This paper develops likelihood-based methods for estimation, inference, model selection, and forecasting of continuous-time integer-valued trawl processes. The full likelihood of integer-valued trawl processes is, in general, highly intractable, motivating the use of composite likelihood methods, where we consider the pairwise likelihood in lieu of the full likelihood. Maximizing the pairwise likelihood of the data yields an estimator of the parameter vector of the model, and we prove consistency and, in the short memory case, asymptotic normality of this estimator. When the underlying trawl process has long memory, the asymptotic behaviour of the estimator is more involved; we present some partial results for this case. The pairwise approach further allows us to develop probabilistic forecasting methods, which can be used to construct the predictive distribution of integer-valued time series. In a simulation study, we document the good finite sample performance of the likelihood-based estimator and the associated model selection procedure. Lastly, the methods are illustrated in an application to modelling and forecasting financial bid-ask spread data, where we find that it is beneficial to carefully model both the marginal distribution and the autocorrelation structure of the data.

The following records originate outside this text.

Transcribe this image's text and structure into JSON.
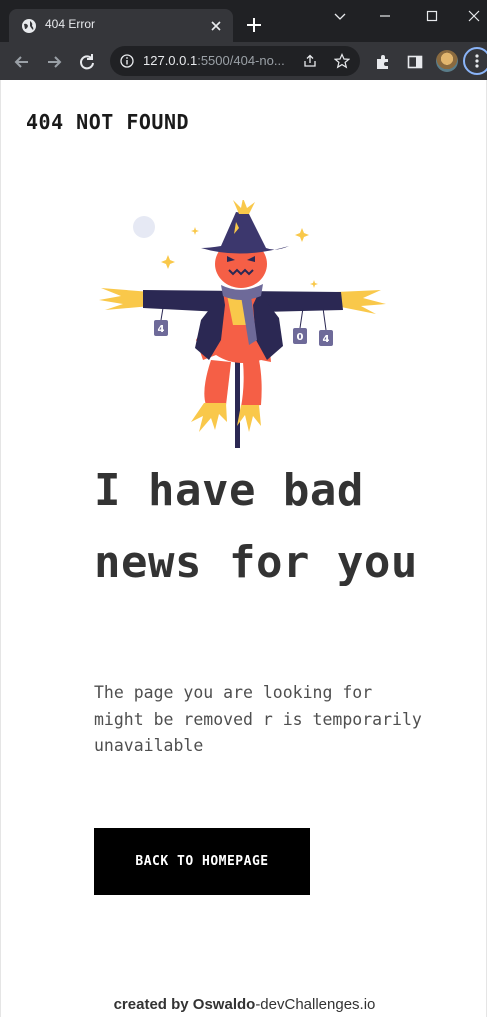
{
  "browser": {
    "tab": {
      "title": "404 Error"
    },
    "address_bar": {
      "host": "127.0.0.1",
      "rest": ":5500/404-no..."
    }
  },
  "page": {
    "brand": "404 NOT FOUND",
    "illustration": {
      "sign_left": "4",
      "sign_mid": "0",
      "sign_right": "4"
    },
    "headline": "I have bad news for you",
    "description": "The page you are looking for might be removed r is temporarily unavailable",
    "button_label": "BACK TO HOMEPAGE",
    "footer": {
      "credit": "created by Oswaldo",
      "site": "-devChallenges.io"
    }
  },
  "colors": {
    "chrome_dark": "#202124",
    "chrome_toolbar": "#35363a",
    "text_dark": "#333333",
    "button_bg": "#000000",
    "scarecrow_coat": "#2b2853",
    "scarecrow_head": "#f55f46",
    "straw": "#f9c84a",
    "hat": "#3c376d"
  }
}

翻译：本文发展了基于似然的方法，用于连续时间整数值拖网过程的估计、推断、模型选择及预测。整数值拖网过程的完全似然通常高度复杂难以处理，这促使我们采用复合似然方法，即用成对似然替代完全似然。最大化数据的成对似然可得到模型参数向量的估计量，我们证明了该估计量的一致性，并在短记忆情形下证明了其渐近正态性。当底层拖网过程具有长记忆时，估计量的渐近行为更为复杂；针对此情形我们给出了部分结果。成对方法还使我们能够发展概率预测方法，可用于构建整数值时间序列的预测分布。在模拟研究中，我们验证了基于似然的估计量及相关模型选择过程良好的有限样本表现。最后，我们将这些方法应用于金融买卖价差数据的建模与预测，发现仔细建模数据的边际分布和自相关结构是有益的。